En tal sentido, procede examinar si los acuerdos propuestos por el actor a la junta de socios y que no fueron aprobados, objeto de impugnación en esta litis, son acuerdos exigidos por la ley y los estatutos, y si la falta de aprobación implica de forma necesaria una vulneración de la ley o los estatutos sociales, o en su caso lesionan el interés social en beneficio de uno o varios socios o de terceros ( art. 204-1 de la Ley de Sociedades de Capital).
En concreto se contrató a Carmelo, quien es licenciado en administración de empresas y en calidad de autónomo despeñaba funciones de asesoramiento y gestión para la sociedad desde el año 2012, alegando la demandada que lo contrató como trabajador por cuenta ajena para desempeñar las mismas funciones que realizada como autónomo y con el fin de regularizar su situación dado que se trataba de un falso autónomo y en realidad actuaba como trabajador dependiente de la sociedad.
Y a su vez se contrató a Sara para desempeñar las funciones de encargada supervisora de las trabajadoras de limpieza, siendo ello debido, según la demandada, a que la anterior encargada se había dado de baja quedando el cargo vacante, y las empleadas más antiguas no estaban dispuestas a desempeñarlo o bien no podían hacerlo por no disponer de permiso de conducir.

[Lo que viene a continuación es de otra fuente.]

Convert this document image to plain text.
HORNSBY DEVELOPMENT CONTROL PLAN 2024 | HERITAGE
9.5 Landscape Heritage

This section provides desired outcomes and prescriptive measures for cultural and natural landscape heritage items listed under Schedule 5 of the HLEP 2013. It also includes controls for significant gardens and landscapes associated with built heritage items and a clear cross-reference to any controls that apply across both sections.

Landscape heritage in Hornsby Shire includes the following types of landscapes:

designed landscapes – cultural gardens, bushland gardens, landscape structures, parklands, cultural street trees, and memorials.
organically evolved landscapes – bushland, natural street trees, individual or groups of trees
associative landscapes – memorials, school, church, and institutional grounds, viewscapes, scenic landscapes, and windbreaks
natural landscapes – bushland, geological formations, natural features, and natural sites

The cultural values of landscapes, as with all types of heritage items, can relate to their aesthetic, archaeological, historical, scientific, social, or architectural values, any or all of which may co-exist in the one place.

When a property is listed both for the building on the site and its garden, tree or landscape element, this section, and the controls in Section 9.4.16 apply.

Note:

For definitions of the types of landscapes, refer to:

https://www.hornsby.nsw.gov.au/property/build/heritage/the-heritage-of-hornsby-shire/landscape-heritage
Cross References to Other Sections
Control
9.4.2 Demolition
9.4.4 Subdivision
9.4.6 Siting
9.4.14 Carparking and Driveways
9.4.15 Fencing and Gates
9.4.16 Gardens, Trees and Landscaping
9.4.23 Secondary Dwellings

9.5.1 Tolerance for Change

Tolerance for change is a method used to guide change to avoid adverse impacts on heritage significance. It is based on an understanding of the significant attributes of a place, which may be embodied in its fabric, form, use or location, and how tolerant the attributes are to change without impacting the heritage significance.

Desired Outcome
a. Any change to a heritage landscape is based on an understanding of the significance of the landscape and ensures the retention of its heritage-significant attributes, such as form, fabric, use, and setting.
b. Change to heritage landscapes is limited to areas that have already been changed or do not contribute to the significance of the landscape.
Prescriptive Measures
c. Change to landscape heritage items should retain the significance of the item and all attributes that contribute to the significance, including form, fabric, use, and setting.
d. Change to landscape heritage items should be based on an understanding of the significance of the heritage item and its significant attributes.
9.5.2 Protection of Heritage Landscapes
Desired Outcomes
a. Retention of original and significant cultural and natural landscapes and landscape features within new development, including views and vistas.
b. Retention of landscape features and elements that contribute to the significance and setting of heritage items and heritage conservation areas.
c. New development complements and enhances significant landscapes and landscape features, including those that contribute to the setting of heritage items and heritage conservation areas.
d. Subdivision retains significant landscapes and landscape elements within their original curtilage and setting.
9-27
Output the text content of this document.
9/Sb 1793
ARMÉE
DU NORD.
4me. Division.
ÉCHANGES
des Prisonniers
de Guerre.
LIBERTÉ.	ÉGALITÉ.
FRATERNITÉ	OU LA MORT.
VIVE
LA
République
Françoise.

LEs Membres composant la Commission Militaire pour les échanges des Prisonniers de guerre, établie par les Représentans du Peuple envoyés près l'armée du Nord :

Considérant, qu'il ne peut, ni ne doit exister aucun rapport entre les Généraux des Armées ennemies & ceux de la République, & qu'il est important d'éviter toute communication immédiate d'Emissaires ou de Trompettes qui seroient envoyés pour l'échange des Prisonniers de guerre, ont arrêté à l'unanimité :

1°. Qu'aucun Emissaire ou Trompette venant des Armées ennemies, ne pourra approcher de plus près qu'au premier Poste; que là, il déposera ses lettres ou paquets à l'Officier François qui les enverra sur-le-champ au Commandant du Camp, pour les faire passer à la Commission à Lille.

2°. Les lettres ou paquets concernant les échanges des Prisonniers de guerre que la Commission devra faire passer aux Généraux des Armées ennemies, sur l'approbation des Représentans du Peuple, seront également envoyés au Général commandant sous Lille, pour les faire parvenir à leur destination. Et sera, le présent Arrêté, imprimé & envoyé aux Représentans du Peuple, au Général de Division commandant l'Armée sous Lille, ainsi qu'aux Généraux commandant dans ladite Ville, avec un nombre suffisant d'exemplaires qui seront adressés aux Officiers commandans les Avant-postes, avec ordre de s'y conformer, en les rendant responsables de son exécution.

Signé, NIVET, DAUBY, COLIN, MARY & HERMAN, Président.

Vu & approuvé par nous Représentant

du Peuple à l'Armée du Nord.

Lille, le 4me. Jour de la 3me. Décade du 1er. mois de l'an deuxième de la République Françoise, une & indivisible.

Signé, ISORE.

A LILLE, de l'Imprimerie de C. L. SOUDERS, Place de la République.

Hemos de señalar que siendo la sociedad litigiosa una sociedad de índole familiar es lo más normal que se contrate a personas de la familia para desempeñar funciones de confianza, no existiendo norma leal o estatutario que prohíba tal contratación.

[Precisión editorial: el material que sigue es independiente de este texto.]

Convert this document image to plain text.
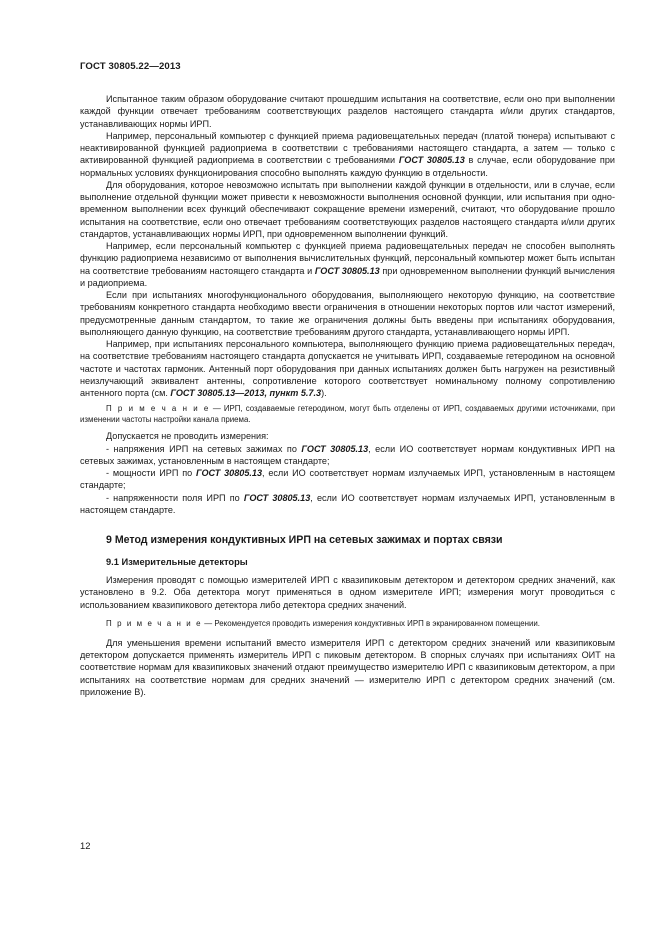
ГОСТ 30805.22—2013

Испытанное таким образом оборудование считают прошедшим испытания на соответствие, если оно при выполнении каждой функции отвечает требованиям соответствующих разделов настоящего стандарта и/или других стандартов, устанавливающих нормы ИРП.

Например, персональный компьютер с функцией приема радиовещательных передач (платой тюнера) испытывают с неактивированной функцией радиоприема в соответствии с требованиями настоящего стандарта, а затем — только с активированной функцией радиоприема в соответствии с требованиями ГОСТ 30805.13 в случае, если оборудование при нормальных условиях функционирования способно выполнять каждую функцию в отдельности.

Для оборудования, которое невозможно испытать при выполнении каждой функции в отдельности, или в случае, если выполнение отдельной функции может привести к невозможности выполнения основной функции, или испытания при одно-временном выполнении всех функций обеспечивают сокращение времени измерений, считают, что оборудование прошло испытания на соответствие, если оно отвечает требованиям соответствующих разделов настоящего стандарта и/или других стандартов, устанавливающих нормы ИРП, при одновременном выполнении функций.

Например, если персональный компьютер с функцией приема радиовещательных передач не способен выполнять функцию радиоприема независимо от выполнения вычислительных функций, персональный компьютер может быть испытан на соответствие требованиям настоящего стандарта и ГОСТ 30805.13 при одновременном выполнении функций вычисления и радиоприема.

Если при испытаниях многофункционального оборудования, выполняющего некоторую функцию, на соответствие требованиям конкретного стандарта необходимо ввести ограничения в отношении некоторых портов или частот измерений, предусмотренные данным стандартом, то такие же ограничения должны быть введены при испытаниях оборудования, выполняющего данную функцию, на соответствие требованиям другого стандарта, устанавливающего нормы ИРП.

Например, при испытаниях персонального компьютера, выполняющего функцию приема радиовещательных передач, на соответствие требованиям настоящего стандарта допускается не учитывать ИРП, создаваемые гетеродином на основной частоте и частотах гармоник. Антенный порт оборудования при данных испытаниях должен быть нагружен на резистивный неизлучающий эквивалент антенны, сопротивление которого соответствует номинальному полному сопротивлению антенного порта (см. ГОСТ 30805.13—2013, пункт 5.7.3).

П р и м е ч а н и е — ИРП, создаваемые гетеродином, могут быть отделены от ИРП, создаваемых другими источниками, при изменении частоты настройки канала приема.

Допускается не проводить измерения:

- напряжения ИРП на сетевых зажимах по ГОСТ 30805.13, если ИО соответствует нормам кондуктивных ИРП на сетевых зажимах, установленным в настоящем стандарте;

- мощности ИРП по ГОСТ 30805.13, если ИО соответствует нормам излучаемых ИРП, установленным в настоящем стандарте;

- напряженности поля ИРП по ГОСТ 30805.13, если ИО соответствует нормам излучаемых ИРП, установленным в настоящем стандарте.

9 Метод измерения кондуктивных ИРП на сетевых зажимах и портах связи
9.1 Измерительные детекторы

Измерения проводят с помощью измерителей ИРП с квазипиковым детектором и детектором средних значений, как установлено в 9.2. Оба детектора могут применяться в одном измерителе ИРП; измерения могут проводиться с использованием квазипикового детектора либо детектора средних значений.

П р и м е ч а н и е — Рекомендуется проводить измерения кондуктивных ИРП в экранированном помещении.

Для уменьшения времени испытаний вместо измерителя ИРП с детектором средних значений или квазипиковым детектором допускается применять измеритель ИРП с пиковым детектором. В спорных случаях при испытаниях ОИТ на соответствие нормам для квазипиковых значений отдают преимущество измерителю ИРП с квазипиковым детектором, а при испытаниях на соответствие нормам для средних значений — измерителю ИРП с детектором средних значений (см. приложение В).

12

Ciertamente la contratación puede ser contraria al interés social, implicando un beneficio para un socio (la demandada) o terceros (sus hijos contratados), pero para que se origine una lesión al interés social es preciso que concurran determinadas circunstancias, que bien podemos resumir en las siguientes: primera, que el puesto de trabajo para el que fueron contratados los hijos no sea necesario para que la empresa desarrolle su actividad; segundo, que los contratados no tengan un perfil adecuado para desempeñar el puesto de trabajo que ocupan; tercero, que no desempeñen su puesto de trabajo con la debida diligencia o de forma correcta; cuarto, que el sueldo con que se remunera su actividad sea excesivo. Pues bien, ninguna de dichas circunstancias se ha alegado ni probado por el actor y, en todo caso, cabe señalar que el puesto de trabajo para el cual fueron contratados los hijos de la demandada si parece ser necesario para la empresa, siendo su perfil adecuado para desempeñarlo, y nada se nos ha dicho sobre que lo desempeñen de forma negligente o que sean retribuidos con un sueldo excesivo para su función.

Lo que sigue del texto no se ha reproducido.